Slava wrote:

> But with replacement characters, having a UTF8 default with no
> indication that it is UTF8 would lead to confusion among newbies
> attempting to read binary files.

Let's assume the newbie is living in mandatory encoding parameter land.

The newbie, being a typical newbie, learned about <file-writer> by seeing it 
used in some code. He saw "..." utf8 <file-writer>.

        Statistically speaking, based on encoding distributions, he is most 
likely to
        see that incantation, with the 'utf8'.
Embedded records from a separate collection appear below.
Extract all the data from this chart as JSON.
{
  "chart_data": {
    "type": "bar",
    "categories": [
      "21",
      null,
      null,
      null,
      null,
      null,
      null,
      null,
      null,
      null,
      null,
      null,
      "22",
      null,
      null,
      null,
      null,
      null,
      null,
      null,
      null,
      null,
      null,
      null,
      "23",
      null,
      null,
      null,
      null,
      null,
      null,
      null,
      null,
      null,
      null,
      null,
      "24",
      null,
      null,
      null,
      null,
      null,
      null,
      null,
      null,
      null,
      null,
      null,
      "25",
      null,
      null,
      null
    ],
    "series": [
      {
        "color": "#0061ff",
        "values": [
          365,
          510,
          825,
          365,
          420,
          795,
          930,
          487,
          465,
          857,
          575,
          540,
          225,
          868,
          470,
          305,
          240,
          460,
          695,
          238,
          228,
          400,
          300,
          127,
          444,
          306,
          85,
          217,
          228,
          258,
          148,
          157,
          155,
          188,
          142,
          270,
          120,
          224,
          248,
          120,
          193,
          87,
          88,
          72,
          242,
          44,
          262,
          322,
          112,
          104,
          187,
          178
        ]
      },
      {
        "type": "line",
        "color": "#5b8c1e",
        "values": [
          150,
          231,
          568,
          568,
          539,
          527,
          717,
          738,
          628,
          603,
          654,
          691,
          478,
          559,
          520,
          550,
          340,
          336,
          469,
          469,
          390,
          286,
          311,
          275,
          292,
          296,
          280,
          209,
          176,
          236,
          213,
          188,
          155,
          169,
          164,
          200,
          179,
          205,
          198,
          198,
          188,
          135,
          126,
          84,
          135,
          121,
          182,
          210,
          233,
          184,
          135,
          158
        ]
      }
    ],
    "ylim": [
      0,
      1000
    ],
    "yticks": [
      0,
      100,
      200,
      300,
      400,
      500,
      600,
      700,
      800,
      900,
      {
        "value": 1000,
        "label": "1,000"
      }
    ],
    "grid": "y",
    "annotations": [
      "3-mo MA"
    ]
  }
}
Now, this guy is a newbie. We're talking, Factor is his first programming 
language. So, what does he do? He pastes that code into his program when 
trying to read his jpeg... and confusion ensues.

I think it's an awful idea to optimize for the newbie at the expense of the 
hacker and elegance of the language.

It's even more awful that a design desicion made on behalf of the imagined 
newbie doesn't even help that much.

What if the "newbie" doesn't want to read binary, but wants to read text? He's 
forced to choose from one of four symbols. This guy's never programmed 
before. Are you ready to give him a tutorial on unicode? If so, be prepared 
for more confusion. Why?

        I know veteran programmers who are confused by unicode

When newbies (like students in cs classes) have programming assignments, isn't 
it common for them to have to read from "text" files?

And never mind that newbies are more likely to read from text than from 
binary. Just look at the core Factor implementation. Or the contributed 
libraries. Even we use utf8 the most.

Going with a default of "utf8" and an optional setting of "binary" (for the 
arguably exceptional cases) is more beneficial to newbies and, I would argue, 
is a "humane interface" in the spirit of Jef Raskin.